A few days ago, I was walking by Nordstrom’s, and I noticed a sign that said something to the order of not ‘decking the halls’ until after November 27th, because ‘Nordstrom’s believes in celebrating one holiday at a time’. It hit me then, that far from planning for Christmas, I had not even started thinking about Thanksgiving yet. A very busy work schedule, of late, has demanded all my time and attentions, but I realize that with a house full of guests arriving in time for the T-giving meal, I better put my thinking cap on.

We all have our favorite thing about the Thanksgiving meal. Whether it’s the T(of)urkey or the mashed potatoes; the green bean casserole that gets made only on this occasion in my house; the cranberry sauce, a personal favorite; or the various pies and sweet things reserved for the dessert course, after everyone has had to loosen their belt buckles a few notches. While I enjoy making most of these dishes, each year, I swear that next year, my Thanksgiving menu will look different. Perhaps I will do a Latin or Asian-inspired theme. Maybe I will make scalloped potatoes instead of mashed. But ultimately, whether due to popular demand or due to the fact that I only make most of these foods at Thanksgiving, I end up settling on more or less the same menu each year.

This year, though, I’m making at least one change to the menu. Instead of apple pie, I’m going to make tarte tatin! Doesn’t that sound like a real blow to tradition? Well, it turns out that tarte tatin, which is something I’ve always had a fancy to make, is remarkably similar to apple pie. But it’s a lot lighter tasting, easier to make, and yummier than most apple pies. A few posts ago, I lamented about my lack of restraint at you-pick apple orchards. So, I decided to pilot this recipe with some left over apples, to make sure that it deserved a spot on the heaving Thanksgiving table. I’m happy to report that not only is this recipe going to be part of the menu this year, it is so good that it is likely to remain parked on the menu for many more years to come.

The only thing I didn’t like about this recipe is that it doesn’t photograph well, especially when faced with the dying evening light and the prying fingers of a hungry husband. So please pardon the poor pictures, but do give this recipe a try – perhaps you will like it enough to make it part of your Thanksgiving menu, as well.

To make Tarte Tatin, you will need:

8 apples (I prefer Gala)

1T salt

1 stick butter

¾ C sugar

1-inch piece of fresh ginger*

1 T ginger powder*

1 sheet puff pastry, thawed

1 egg, beaten with 1 T cold water

All-purpose flour for sprinkling on puff pastry

*The ginger flavorings are optional. While it's not part of a traditional Tarte Tatin, I find the pairing of apple and ginger hard to pass up.

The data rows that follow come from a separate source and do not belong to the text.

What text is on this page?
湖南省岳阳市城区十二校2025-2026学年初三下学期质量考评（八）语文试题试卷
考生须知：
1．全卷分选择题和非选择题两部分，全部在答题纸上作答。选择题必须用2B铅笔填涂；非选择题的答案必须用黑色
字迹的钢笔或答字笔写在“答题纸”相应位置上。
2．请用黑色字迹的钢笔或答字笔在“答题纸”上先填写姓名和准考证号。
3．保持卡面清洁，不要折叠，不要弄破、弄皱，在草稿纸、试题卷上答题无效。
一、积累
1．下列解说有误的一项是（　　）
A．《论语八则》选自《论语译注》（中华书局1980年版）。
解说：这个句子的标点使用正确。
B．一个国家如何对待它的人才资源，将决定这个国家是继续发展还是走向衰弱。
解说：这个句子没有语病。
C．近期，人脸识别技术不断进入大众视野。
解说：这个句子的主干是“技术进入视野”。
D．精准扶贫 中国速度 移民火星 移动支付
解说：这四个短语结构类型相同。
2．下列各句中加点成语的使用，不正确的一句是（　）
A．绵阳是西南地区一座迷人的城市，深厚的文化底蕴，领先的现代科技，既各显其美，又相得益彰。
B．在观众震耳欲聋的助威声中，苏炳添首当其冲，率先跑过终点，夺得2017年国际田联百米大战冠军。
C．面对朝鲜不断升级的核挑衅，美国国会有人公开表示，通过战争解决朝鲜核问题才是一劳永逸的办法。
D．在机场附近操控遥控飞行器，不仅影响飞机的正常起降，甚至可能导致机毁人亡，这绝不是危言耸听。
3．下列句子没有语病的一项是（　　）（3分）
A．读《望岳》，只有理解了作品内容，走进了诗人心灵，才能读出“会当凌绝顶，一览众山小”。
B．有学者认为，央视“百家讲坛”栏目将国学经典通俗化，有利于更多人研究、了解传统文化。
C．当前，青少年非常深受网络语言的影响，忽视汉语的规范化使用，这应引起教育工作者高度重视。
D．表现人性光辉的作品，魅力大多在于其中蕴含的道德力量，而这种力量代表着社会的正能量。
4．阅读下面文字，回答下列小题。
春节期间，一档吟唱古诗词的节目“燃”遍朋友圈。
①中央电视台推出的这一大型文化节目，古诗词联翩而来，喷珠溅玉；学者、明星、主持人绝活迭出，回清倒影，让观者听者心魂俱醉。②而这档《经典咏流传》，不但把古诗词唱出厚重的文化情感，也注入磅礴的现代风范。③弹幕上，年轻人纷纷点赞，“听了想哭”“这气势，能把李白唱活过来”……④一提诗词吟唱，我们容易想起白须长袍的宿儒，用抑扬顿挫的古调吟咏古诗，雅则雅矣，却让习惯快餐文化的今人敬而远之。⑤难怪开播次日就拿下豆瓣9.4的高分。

Preheat oven to 375 deg F.

Wash, peel, and core the apples. Cut them into quarters and submerge in a bowl of cold water with the salt added to it. This will prevent your apples from turning brown while you prepare your other ingredients.

Finely chop or grate fresh ginger.

Melt butter in a 10-inch oven-proof skillet.

Add sugar, ginger powder and fresh ginger and immediately arrange apples all over the skillet, making any pattern you wish. Make sure to cover all spaces with the apples, overlapping if needed, as they may shrink considerably.

Cook’s Note 1: I like to make sure to put the rounded side of the apple quarters (not the side where the core used to be) facing the bottom of the skillet.

Cook’s Note 2: If you have any apple pieces that didn’t fit, resist the temptation to eat them all at this point. Save at least a couple, in case you find yourself with open gaps in your apple mixture, due to shrinkage while cooking.

Boil without disturbing apples until sugar caramelizes, about 10 mins

While this is happening, dust puff pastry with a little bit of flour and roll out to a ~12 inch diameter circle.

Once sugar has caramelized, take skillet off heat, and top with puff pastry circle.

Using a spatula, tuck in the puff pastry on the edges, around the apple mixture.

Brush on egg mixture, and cut a few steam vents in puff pastry.

Bake in oven for about 15 minutes, or until the puff pastry is a dark golden brown.

Remove from oven, carefully, using thick mitts. Place a plate on top of skillet. Very carefully, using mitts, invert pan so that tarte slides onto plate. If any apple pieces were left behind, carefully jiggle them out with a spoon and place in the correct spot on the tarte.

Slice into 8 wedges, and serve warm with vanilla bean ice-cream.

This keeps well at room temperature for up to 2 days and can be warmed up by the slice in a microwave.